After I put my head down and tongue the inside of my cheek what I'm really doing is trying to work out if damaged-goods-hearts maybe have that same magic vending machine candy has. Candy tastes better when it falls. More flavor. Achieving maximum flavor potential; ask anybody whose tried it.

Thing is, if you fall for somebody sometimes the effect it produces actually deactivates everything the person you fell for feels for you. No tag-backs. Maybe the most rotten bit of luck out there is when the ugliest thing about you is what you look like loving somebody. Other times, it's best thing you got going on. Maybe she's the best thing people like about you.

"What the fuck, Brin? You have to think about it?"

I close my eyes and Union Square pops up on split-screen. I'm fishing out my own "linger yet a while, thou art so fair"-moment with her. Reinfecting myself with the same dread I had fumbling and scrambling around for a ticket I couldn't locate just to get on the subway. She's staring at me through the gate; she's on the other side waiting for me. She walks over to the fence and rattles the bars at me while I go through all my pockets again but I can't find the fucking ticket. She's late for work on Madison Avenue and I'm late for my first day on the job in Brooklyn. It's a mosh pit of morning commute cluster fuck. Please God, give me my fucking ticket. Why have you forsaken me with no damned change in my pocket. Don't you know the kind of fuse this girl has?

"C'mon!" She says. "I can't be late again."

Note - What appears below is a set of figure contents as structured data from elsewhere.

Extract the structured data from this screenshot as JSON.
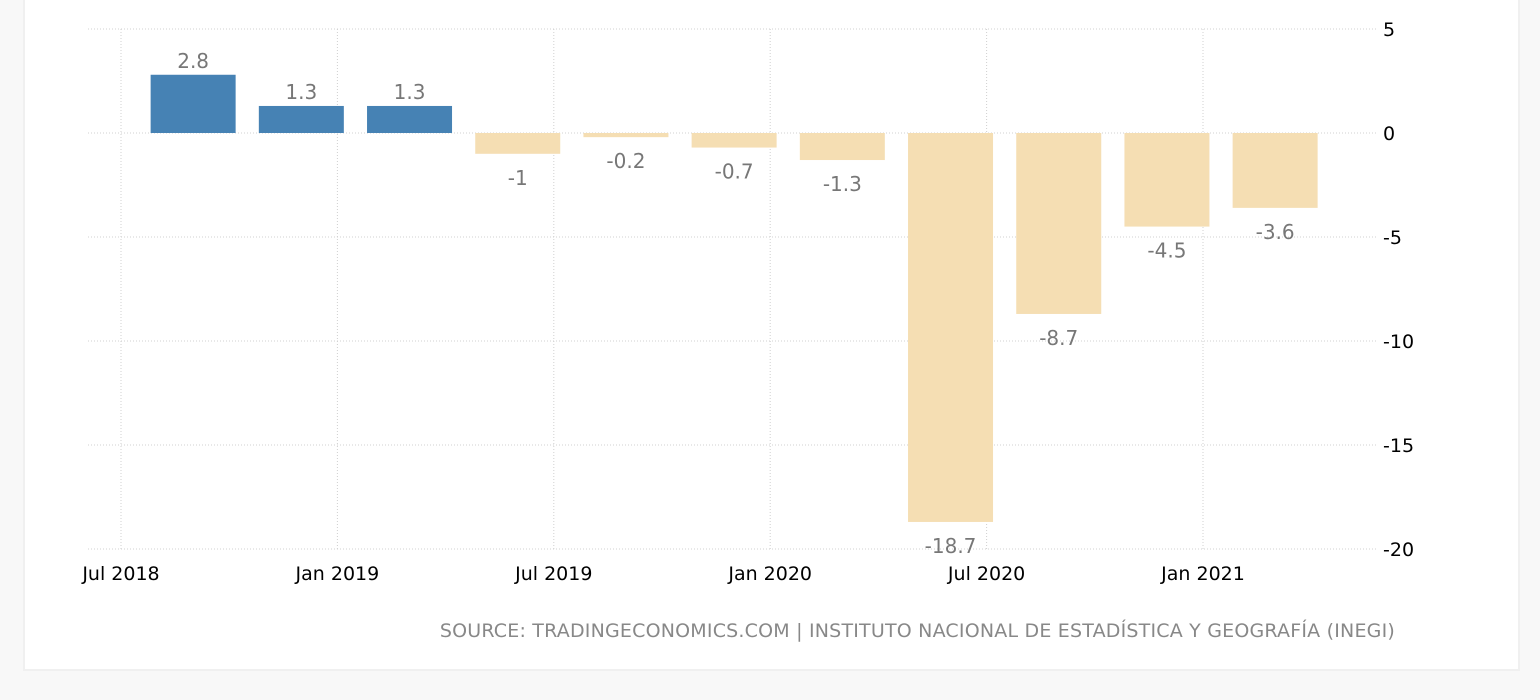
{
  "chart_data": {
    "type": "bar",
    "x": [
      "2018-09",
      "2018-12",
      "2019-03",
      "2019-06",
      "2019-09",
      "2019-12",
      "2020-03",
      "2020-06",
      "2020-09",
      "2020-12",
      "2021-03"
    ],
    "values": [
      2.8,
      1.3,
      1.3,
      -1,
      -0.2,
      -0.7,
      -1.3,
      -18.7,
      -8.7,
      -4.5,
      -3.6
    ],
    "data_labels": [
      "2.8",
      "1.3",
      "1.3",
      "-1",
      "-0.2",
      "-0.7",
      "-1.3",
      "-18.7",
      "-8.7",
      "-4.5",
      "-3.6"
    ],
    "ylim": [
      -20,
      5
    ],
    "y_ticks": [
      "5",
      "0",
      "-5",
      "-10",
      "-15",
      "-20"
    ],
    "y_tick_values": [
      5,
      0,
      -5,
      -10,
      -15,
      -20
    ],
    "x_ticks": [
      "Jul 2018",
      "Jan 2019",
      "Jul 2019",
      "Jan 2020",
      "Jul 2020",
      "Jan 2021"
    ],
    "x_tick_dates": [
      "2018-07",
      "2019-01",
      "2019-07",
      "2020-01",
      "2020-07",
      "2021-01"
    ],
    "y_axis_position": "right",
    "grid": true,
    "colors": {
      "positive": "#4682b4",
      "negative": "#f5deb3"
    }
  },
  "source": "SOURCE: TRADINGECONOMICS.COM | INSTITUTO NACIONAL DE ESTADÍSTICA Y GEOGRAFÍA (INEGI)"
}
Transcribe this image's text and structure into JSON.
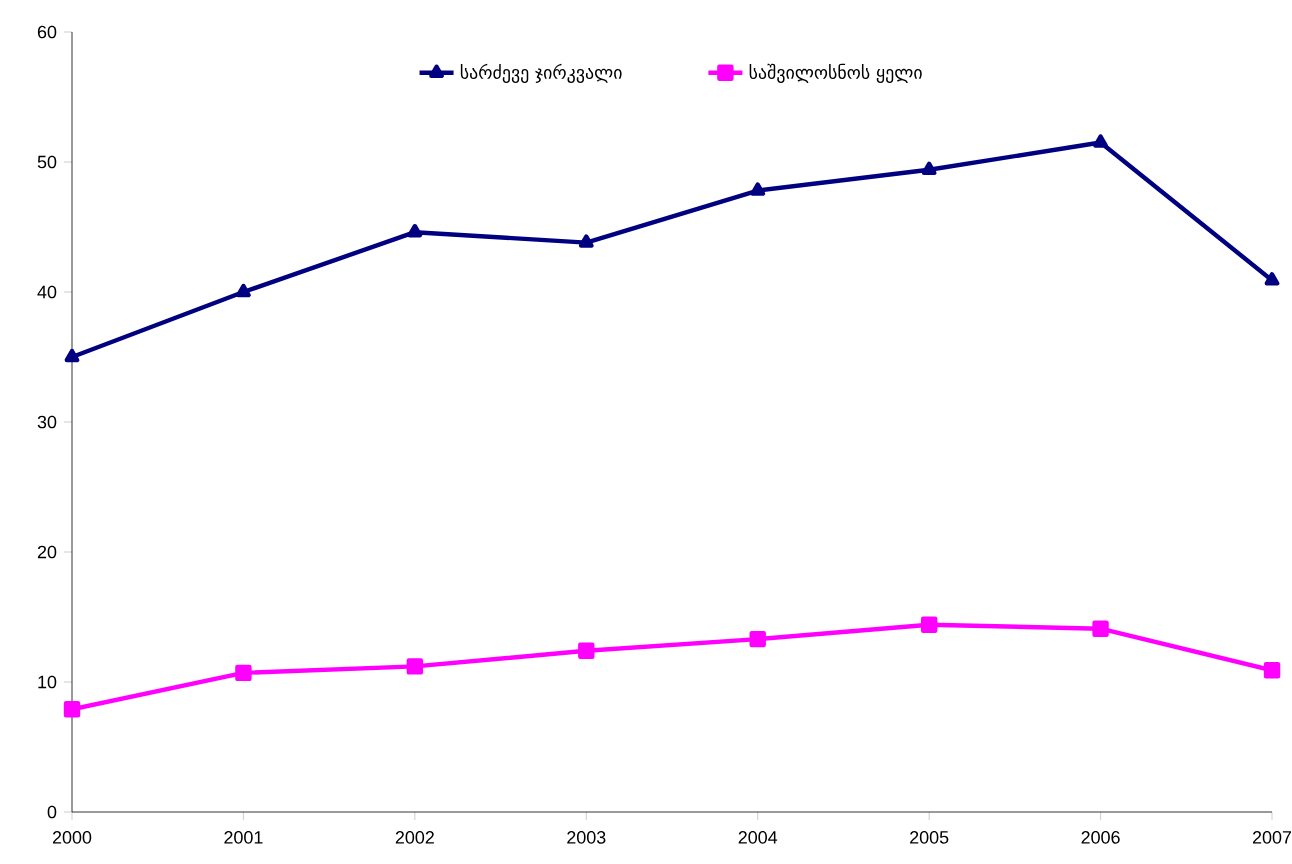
{
  "chart_data": {
    "type": "line",
    "categories": [
      "2000",
      "2001",
      "2002",
      "2003",
      "2004",
      "2005",
      "2006",
      "2007"
    ],
    "series": [
      {
        "name": "სარძევე ჯირკვალი",
        "color": "#000080",
        "marker": "triangle",
        "values": [
          35,
          40,
          44.6,
          43.8,
          47.8,
          49.4,
          51.5,
          40.9
        ]
      },
      {
        "name": "საშვილოსნოს ყელი",
        "color": "#ff00ff",
        "marker": "square",
        "values": [
          7.9,
          10.7,
          11.2,
          12.4,
          13.3,
          14.4,
          14.1,
          10.9
        ]
      }
    ],
    "ylim": [
      0,
      60
    ],
    "yticks": [
      0,
      10,
      20,
      30,
      40,
      50,
      60
    ],
    "grid": false,
    "legend": "top",
    "line_style": "solid"
  }
}
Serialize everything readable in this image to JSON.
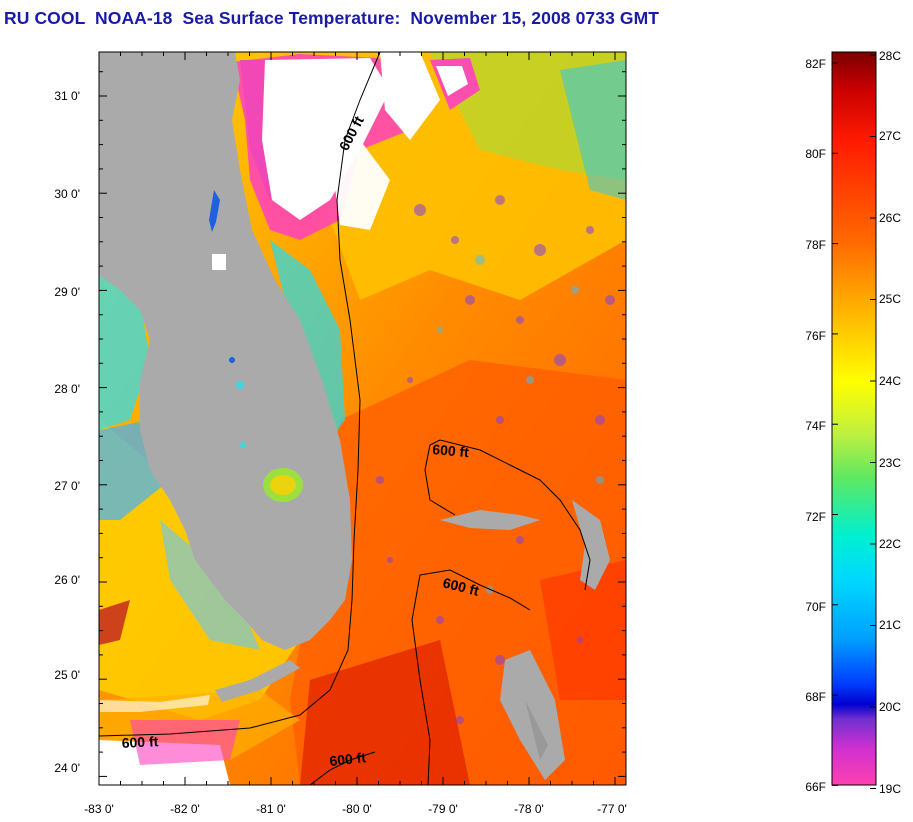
{
  "title": "RU COOL  NOAA-18  Sea Surface Temperature:  November 15, 2008 0733 GMT",
  "map": {
    "lon_labels": [
      "-83 0'",
      "-82 0'",
      "-81 0'",
      "-80 0'",
      "-79 0'",
      "-78 0'",
      "-77 0'"
    ],
    "lat_labels": [
      "31 0'",
      "30 0'",
      "29 0'",
      "28 0'",
      "27 0'",
      "26 0'",
      "25 0'",
      "24 0'"
    ],
    "contour_labels": [
      "600 ft",
      "600 ft",
      "600 ft",
      "600 ft",
      "600 ft"
    ],
    "lon_range": [
      -83,
      -76.9
    ],
    "lat_range": [
      23.85,
      31.4
    ]
  },
  "colorbar": {
    "f_labels": [
      "82F",
      "80F",
      "78F",
      "76F",
      "74F",
      "72F",
      "70F",
      "68F",
      "66F"
    ],
    "c_labels": [
      "28C",
      "27C",
      "26C",
      "25C",
      "24C",
      "23C",
      "22C",
      "21C",
      "20C",
      "19C"
    ]
  },
  "colors": {
    "title": "#1a1aa8",
    "land": "#aaaaaa",
    "cloud": "#ffffff"
  }
}
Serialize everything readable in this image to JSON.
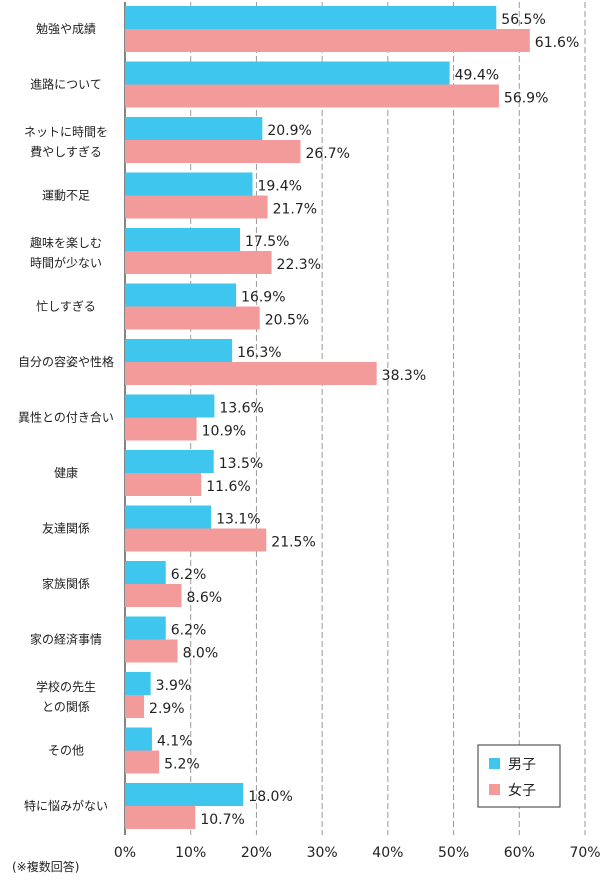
{
  "chart_data": {
    "type": "bar",
    "orientation": "horizontal",
    "categories": [
      [
        "勉強や成績"
      ],
      [
        "進路について"
      ],
      [
        "ネットに時間を",
        "費やしすぎる"
      ],
      [
        "運動不足"
      ],
      [
        "趣味を楽しむ",
        "時間が少ない"
      ],
      [
        "忙しすぎる"
      ],
      [
        "自分の容姿や性格"
      ],
      [
        "異性との付き合い"
      ],
      [
        "健康"
      ],
      [
        "友達関係"
      ],
      [
        "家族関係"
      ],
      [
        "家の経済事情"
      ],
      [
        "学校の先生",
        "との関係"
      ],
      [
        "その他"
      ],
      [
        "特に悩みがない"
      ]
    ],
    "series": [
      {
        "name": "男子",
        "color": "#3ec6ef",
        "values": [
          56.5,
          49.4,
          20.9,
          19.4,
          17.5,
          16.9,
          16.3,
          13.6,
          13.5,
          13.1,
          6.2,
          6.2,
          3.9,
          4.1,
          18.0
        ],
        "labels": [
          "56.5%",
          "49.4%",
          "20.9%",
          "19.4%",
          "17.5%",
          "16.9%",
          "16.3%",
          "13.6%",
          "13.5%",
          "13.1%",
          "6.2%",
          "6.2%",
          "3.9%",
          "4.1%",
          "18.0%"
        ]
      },
      {
        "name": "女子",
        "color": "#f39b9b",
        "values": [
          61.6,
          56.9,
          26.7,
          21.7,
          22.3,
          20.5,
          38.3,
          10.9,
          11.6,
          21.5,
          8.6,
          8.0,
          2.9,
          5.2,
          10.7
        ],
        "labels": [
          "61.6%",
          "56.9%",
          "26.7%",
          "21.7%",
          "22.3%",
          "20.5%",
          "38.3%",
          "10.9%",
          "11.6%",
          "21.5%",
          "8.6%",
          "8.0%",
          "2.9%",
          "5.2%",
          "10.7%"
        ]
      }
    ],
    "xlim": [
      0,
      70
    ],
    "x_ticks": [
      "0%",
      "10%",
      "20%",
      "30%",
      "40%",
      "50%",
      "60%",
      "70%"
    ],
    "grid": true,
    "legend_position": "bottom-right",
    "note": "(※複数回答)"
  }
}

I know that but some asshole bumps into me and nearly knocks me over and when I stand up straight everything slows down and I stop looking for my ticket and stare at her. She's dressed up to work in an office just below Central Park while I'm dressed up to smash reinforced concrete.

This voice, the one Steinbeck I think called the "low voice" starts talking in my head and it's the only thing I can hear:

"Sara, if you leave. If you leave me here---like *this*---this vulnerable, make sure you know we'll never see each other again."

Then I said to her, "Just go. I'll find it. I know you gotta go."

But that "low voice" confiscated Yankee Stadium's PA system and said,

"Look at my face right now, because if you *don't* go and you stay and you help me out of this right now, then I'm with you. And you could be gang raped by the Detroit Pistons in a hot air balloon over the Tour de France and it won't define you and I'll still be with you. Nothing bad you could ever do or anything bad that could befall you (even that colorful previous example I cited) will ever define you after THIS act of kindness right now. It might seem a trivial context or an insignificant gesture---it's not. This is a supreme kindness."

She didn't say or do anything for a few seconds.

Then she came around the gate and helped me find the ticket and then find the train and then kissed me before I headed down the stairs. I turned around and caught her turning around and ever since I've been a human-bullseye for this girl.

* * *

"Are you *in* love with her?"

So I smile and shrug like I always do.